Reviewed by

Christopher Armstead

Damn this sucked.  End of review.  Oh how my life would be so much simpler if the powers at Encode Media Group simply allowed me give you that first line and then let me go along with the rest of my day, but sadly, it cannot be.  I must fill this page with reasons why I donated to 80 minutes of my life to the lost cause known as ‘When a Stranger Calls’.  80 minutes I can never reclaim.


‘Stranger’ is a remake of the 1980 thriller of the same name.  One of the problems of the original was that the whole baby sitter alone, stranger calling from inside the house hook was resolved in the first twenty minutes.  Though it was very effective and frightening, there wasn’t much left to do with it.  The rest of the original consisted of a series of cat and mouse chase scenes of the detective and the babysitter trying to track down the Stranger who some years later has escaped custody.  The remake tries to remedy this by throwing out the original films chase sequences and attempts to stretch the eerie phone calls to a feature length.  It was destined to fail, and fail it did.

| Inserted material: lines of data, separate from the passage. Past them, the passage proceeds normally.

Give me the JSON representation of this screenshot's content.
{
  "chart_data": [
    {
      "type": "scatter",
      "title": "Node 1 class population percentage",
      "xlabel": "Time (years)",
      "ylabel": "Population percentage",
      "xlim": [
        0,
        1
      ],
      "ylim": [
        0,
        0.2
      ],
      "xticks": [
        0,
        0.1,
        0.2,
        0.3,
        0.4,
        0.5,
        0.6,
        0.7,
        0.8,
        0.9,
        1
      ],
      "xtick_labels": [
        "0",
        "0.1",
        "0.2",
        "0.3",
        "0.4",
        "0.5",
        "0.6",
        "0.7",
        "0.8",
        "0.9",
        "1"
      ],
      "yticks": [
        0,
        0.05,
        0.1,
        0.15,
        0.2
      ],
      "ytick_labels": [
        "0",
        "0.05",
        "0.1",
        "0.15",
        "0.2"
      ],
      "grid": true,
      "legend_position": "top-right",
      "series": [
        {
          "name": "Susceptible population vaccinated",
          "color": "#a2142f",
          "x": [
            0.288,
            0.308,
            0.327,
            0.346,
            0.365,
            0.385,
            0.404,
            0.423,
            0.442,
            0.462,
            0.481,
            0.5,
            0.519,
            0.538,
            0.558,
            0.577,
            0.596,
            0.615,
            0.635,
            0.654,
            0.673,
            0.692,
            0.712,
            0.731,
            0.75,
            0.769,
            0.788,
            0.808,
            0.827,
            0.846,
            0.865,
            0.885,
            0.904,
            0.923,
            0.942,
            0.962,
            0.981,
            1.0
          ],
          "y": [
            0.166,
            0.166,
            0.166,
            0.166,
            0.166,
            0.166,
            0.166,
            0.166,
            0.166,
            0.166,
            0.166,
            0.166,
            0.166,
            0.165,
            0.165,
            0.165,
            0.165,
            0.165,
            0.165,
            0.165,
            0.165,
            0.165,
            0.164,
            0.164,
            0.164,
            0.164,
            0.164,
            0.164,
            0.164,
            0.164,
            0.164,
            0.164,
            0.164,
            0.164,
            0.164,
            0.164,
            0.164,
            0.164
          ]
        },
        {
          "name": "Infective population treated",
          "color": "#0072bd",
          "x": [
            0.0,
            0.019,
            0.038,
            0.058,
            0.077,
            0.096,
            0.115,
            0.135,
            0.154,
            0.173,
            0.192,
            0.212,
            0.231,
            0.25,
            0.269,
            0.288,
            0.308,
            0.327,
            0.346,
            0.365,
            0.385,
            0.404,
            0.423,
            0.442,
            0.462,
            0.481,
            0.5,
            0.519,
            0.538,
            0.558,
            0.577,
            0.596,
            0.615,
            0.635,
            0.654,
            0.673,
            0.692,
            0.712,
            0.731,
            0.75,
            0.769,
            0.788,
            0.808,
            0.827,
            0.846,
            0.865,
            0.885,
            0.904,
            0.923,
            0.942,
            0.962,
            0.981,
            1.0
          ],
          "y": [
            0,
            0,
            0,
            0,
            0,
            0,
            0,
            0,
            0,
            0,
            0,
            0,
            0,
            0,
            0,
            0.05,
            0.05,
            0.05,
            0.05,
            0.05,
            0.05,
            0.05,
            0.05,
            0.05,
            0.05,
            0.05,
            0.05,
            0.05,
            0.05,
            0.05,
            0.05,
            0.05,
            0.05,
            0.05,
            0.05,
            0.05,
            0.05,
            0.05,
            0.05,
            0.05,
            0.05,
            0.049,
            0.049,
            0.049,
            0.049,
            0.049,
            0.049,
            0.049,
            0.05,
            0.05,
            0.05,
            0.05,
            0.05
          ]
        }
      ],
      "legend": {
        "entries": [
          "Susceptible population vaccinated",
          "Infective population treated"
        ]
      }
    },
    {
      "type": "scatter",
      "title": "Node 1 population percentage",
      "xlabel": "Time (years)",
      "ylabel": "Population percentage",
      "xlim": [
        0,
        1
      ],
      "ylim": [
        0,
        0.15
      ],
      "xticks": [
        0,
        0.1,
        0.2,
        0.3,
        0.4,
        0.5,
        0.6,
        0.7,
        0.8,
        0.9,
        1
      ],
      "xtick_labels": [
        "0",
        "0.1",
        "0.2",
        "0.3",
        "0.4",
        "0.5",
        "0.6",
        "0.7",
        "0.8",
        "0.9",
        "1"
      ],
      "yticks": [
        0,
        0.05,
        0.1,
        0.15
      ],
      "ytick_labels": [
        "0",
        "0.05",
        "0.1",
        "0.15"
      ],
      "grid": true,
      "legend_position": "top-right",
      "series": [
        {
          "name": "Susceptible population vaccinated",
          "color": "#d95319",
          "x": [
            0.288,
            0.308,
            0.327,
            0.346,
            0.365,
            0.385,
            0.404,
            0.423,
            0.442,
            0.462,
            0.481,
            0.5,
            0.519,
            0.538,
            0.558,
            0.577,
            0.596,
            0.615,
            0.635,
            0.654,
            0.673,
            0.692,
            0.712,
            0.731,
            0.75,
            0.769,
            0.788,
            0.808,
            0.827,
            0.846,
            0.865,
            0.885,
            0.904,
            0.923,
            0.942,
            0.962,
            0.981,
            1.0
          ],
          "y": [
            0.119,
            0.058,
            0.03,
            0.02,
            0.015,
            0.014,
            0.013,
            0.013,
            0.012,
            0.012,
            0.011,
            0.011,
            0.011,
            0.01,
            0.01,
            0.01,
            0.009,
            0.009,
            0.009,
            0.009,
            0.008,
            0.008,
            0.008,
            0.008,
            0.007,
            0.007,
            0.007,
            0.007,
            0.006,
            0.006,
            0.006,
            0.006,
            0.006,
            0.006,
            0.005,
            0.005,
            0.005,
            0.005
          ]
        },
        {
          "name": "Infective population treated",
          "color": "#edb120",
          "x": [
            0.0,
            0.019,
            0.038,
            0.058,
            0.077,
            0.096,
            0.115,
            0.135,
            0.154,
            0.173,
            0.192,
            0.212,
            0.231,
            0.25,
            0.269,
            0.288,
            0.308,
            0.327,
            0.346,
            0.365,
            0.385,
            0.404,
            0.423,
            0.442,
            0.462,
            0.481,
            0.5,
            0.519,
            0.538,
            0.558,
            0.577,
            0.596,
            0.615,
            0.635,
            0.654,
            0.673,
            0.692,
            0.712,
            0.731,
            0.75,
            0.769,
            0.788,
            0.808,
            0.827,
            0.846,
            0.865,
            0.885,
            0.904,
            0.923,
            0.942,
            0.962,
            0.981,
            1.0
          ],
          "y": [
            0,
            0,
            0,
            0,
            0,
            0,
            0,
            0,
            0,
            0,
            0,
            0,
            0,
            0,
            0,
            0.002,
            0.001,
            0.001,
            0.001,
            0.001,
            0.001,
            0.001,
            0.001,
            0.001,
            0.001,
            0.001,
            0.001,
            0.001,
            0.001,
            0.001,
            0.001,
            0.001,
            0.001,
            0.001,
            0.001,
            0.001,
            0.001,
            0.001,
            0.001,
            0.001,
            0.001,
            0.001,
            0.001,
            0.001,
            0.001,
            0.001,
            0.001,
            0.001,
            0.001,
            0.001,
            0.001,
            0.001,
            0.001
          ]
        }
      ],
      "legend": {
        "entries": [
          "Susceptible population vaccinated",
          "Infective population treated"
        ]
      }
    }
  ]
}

Jill Johnson, played by Camilla Belle (who must have 2% body fat), is a high school senior on the outs with her boyfriend.  But in his angst to reconcile with his girl he runs up her cell phone minutes.  Jill’s parents are duly pissed and force her to work off those minutes by lining up babysitting gigs for her.  Jill’s latest job is watching the kids of Dr. Mandrackas and his wife.  Even though it’s only like six in the evening, the two Mandrackas children are already in bed asleep because their being awake would screw up our plot.  Now the stranger starts calling.  We know he’s bad news because the opening scene has us observing the aftermath of another babysitter who was

slaughtered a few days earlier and a hundred miles away.  No blood though.  This is a PG-13 ‘horror’ movie.  He calls and breathes and calls and whispers and calls and breathes… 


Thus in an attempt to extend a ten-minute concept to an 80 minute movie the filmmakers have to resort to forced tension.  Music plays… Jill walks down the ominous hallway… music rises… OH MY GOD! it’s the cat.   Music plays… Jill looks nervous… music rises… OH MY GOD!  it’s a tree branch.  Music plays… Jill trembles… music rises… OH MY GOD!  it’s Jill’s slutty friend.  And it does this over and over and over again losing the audience in the process.  Even when the real drama begins, the commercial trailer has already told us that he’s calling from inside the house, so even that’s worthless.

Though the movie probably couldn’t have worked in the best hands, the director and scriptwriter show very little imagination or ingenuity as they dust off every single horror cliché in the book and toss it in.  And sadly, even though Camilla Belle is incredibly fit, she was woefully inept and conveying fear or terror or horror.  Heavy breathing isn’t quite acting I don’t think.


You see children, when I was a teenager in the late 80’s, horror films, even if they blew chunks had a few things we could always count on.  Bloody impalings, decapitations, dismemberments, and gratuitous nudity.  Curse you PG-13, curse you.  Folks, I have suffered so you don’t have to.  So when you’re alone babysitting and a gravelly voiced caller asks ‘Have you checked the children.’  Simply reply ‘Oh, I killed them already.  Good night.’  Then *69 that fool.